The software described here is a relatively simple set of tools to recover all files from a tar-format tape that contains bad headers. It does not, of course, catch all types of header errors -- for example, if a few bytes, not a multiple of 512, have been mistakenly inserted or deleted from the tape, these tools cannot recover it.

However, the code could be rewritten to do just that, by having it read and verify a header based on a moving window of length 512 bytes, shifting one byte for each iteration. This would be extremely slow and, in my experience, this is usually unnecessary: most errors are due to substitution, not deletion or insertion. A moving window has its own problems: if the tape contains a file which is itself a tar-format archive, the "moving window" algorithm will become confused. And if it does hundreds of millions of comparisons, the chance of a nonsensical header mistakenly passing the readHeader() and findHeader() tests increases.

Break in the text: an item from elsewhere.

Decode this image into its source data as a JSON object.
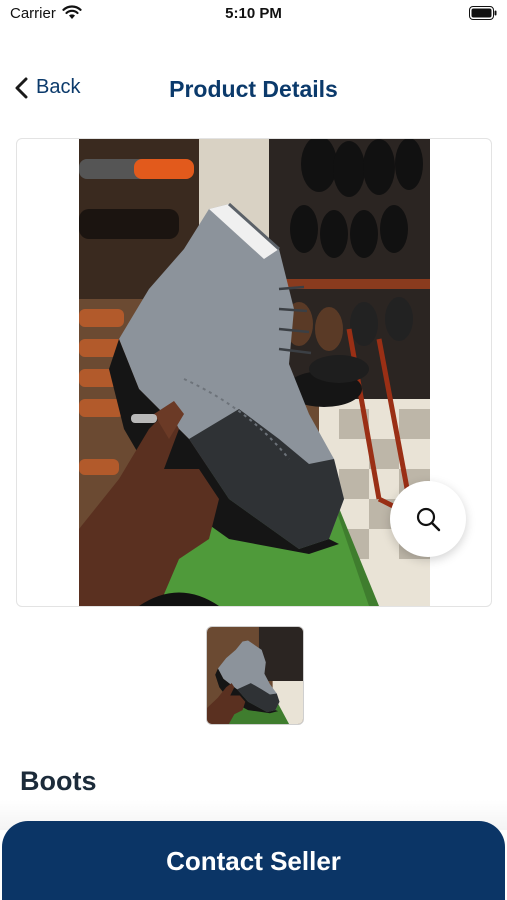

Now what about the files that were skipped because of their bad headers? I will leave that as an exercise for the reader.

About the Author

Ben Reaves received a BSEE degree from the University of Southern California in 1981 and an MSEE from Stanford University in 1983. He was a Research Engineer and System Administrator for Speech Technology Laboratory in Santa Barbara, California from 1985 to 1987 and now works on location at Matsushita Electrical Industrial Company's Central Research Laboratory near Osaka, Japan.